Wells Fargo and Bank of America’s Merrill have begun offering bitcoin ETFs to some of their wealth management clients.
Bloomberg first reported the news, citing unnamed sources.
Spokespeople for Bank of America’s Merrill arm and Wells Fargo didn’t immediately return requests for comment on the report.
Brokerage giants Fidelity and Charles Schwab started giving investors access to bitcoin ETFs after their launch on Jan. 11.
Vanguard, meanwhile, has called the investment case for cryptocurrencies “weak,” and users of its brokerage platform were blocked from buying and selling the funds.
“Unlike stocks and bonds, most crypto assets lack intrinsic economic value and generate no cash flows,” a Vanguard spokesperson previously told Blockworks. “And cryptocurrencies’ high volatility runs counter to our goal of helping investors generate positive real returns over the long term.”
Ric Edelman, founder of Edelman financial services, has said he expects bitcoin ETFs to ultimately see widespread availability from most registered investment advisers (RIAs) and brokerage firms.
But wirehouses — such as Morgan Stanley, Merrill Lynch and Wells Fargo — are likely to be slower to offer such funds, he noted last month.
“Big firms are engaging, but their bureaucracies move slowly,” Edelman said Thursday. “Investment committees, and compliance and risk management officers, aren’t going to capitulate to pressure from the sales and marketing teams.”
On Wednesday, CoinDesk reported that Morgan Stanley was looking into offering bitcoin ETFs to some customers.

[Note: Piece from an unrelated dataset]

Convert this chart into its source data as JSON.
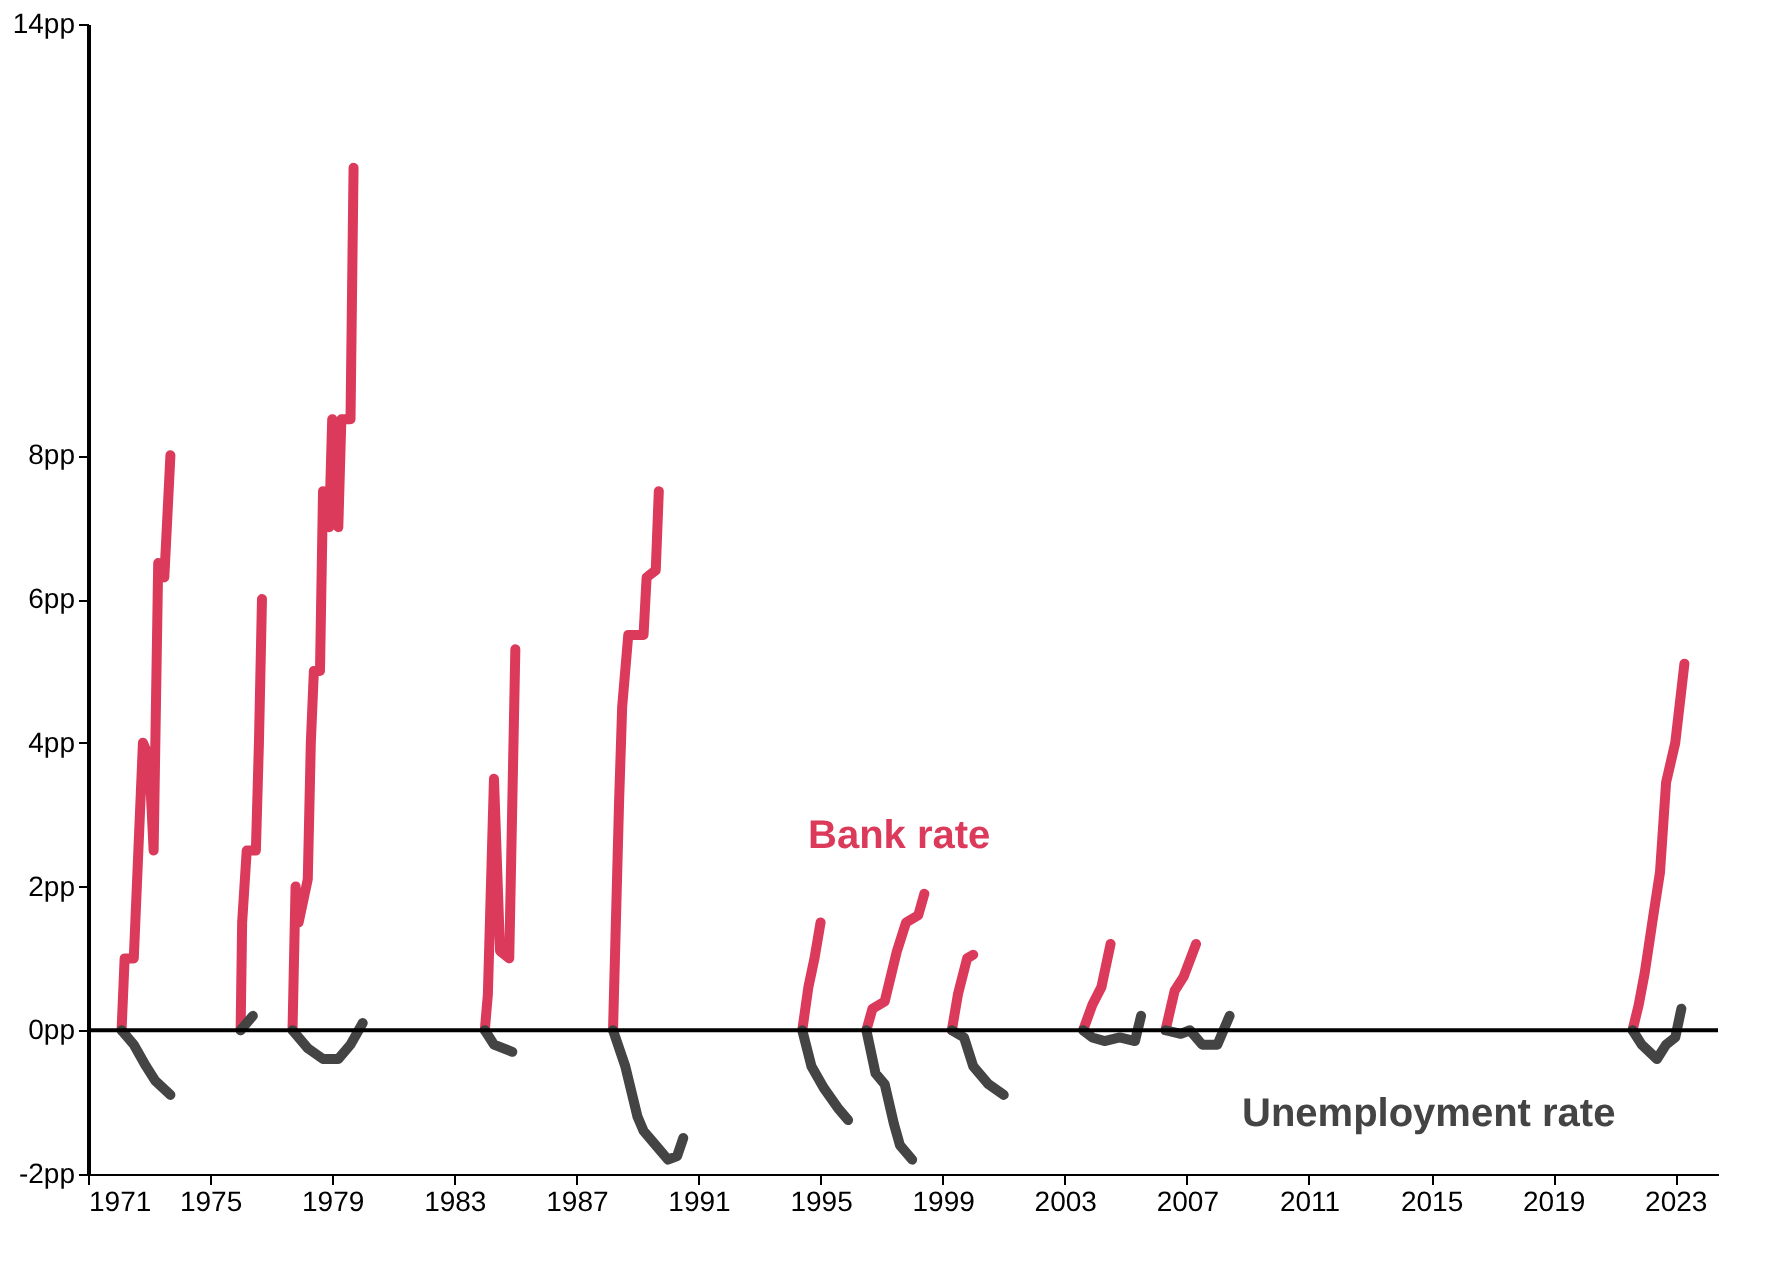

A spokesperson for Morgan Stanley declined to comment on the report.
In January, a separate section of Wells Fargo — Wells Fargo Advisors — began offering bitcoin ETFs to customers. However, clients specifically had to seek out such products, according to a report from Investment News.
Bitcoin ETFs have put up record numbers this week, notching new highs for both trade volume and net inflows as bitcoin hovers around $60,000.
The clear investor demand for these products has convinced some firms they need to offer them to their clients, Edelman noted.
“The demand, along with rapidly rising prices, are spurring firms to accelerate their activities,” he told Blockworks. “Every day they don’t let their advisers allocate, they get complaints from both reps and clients, which serves nobody’s best interests.”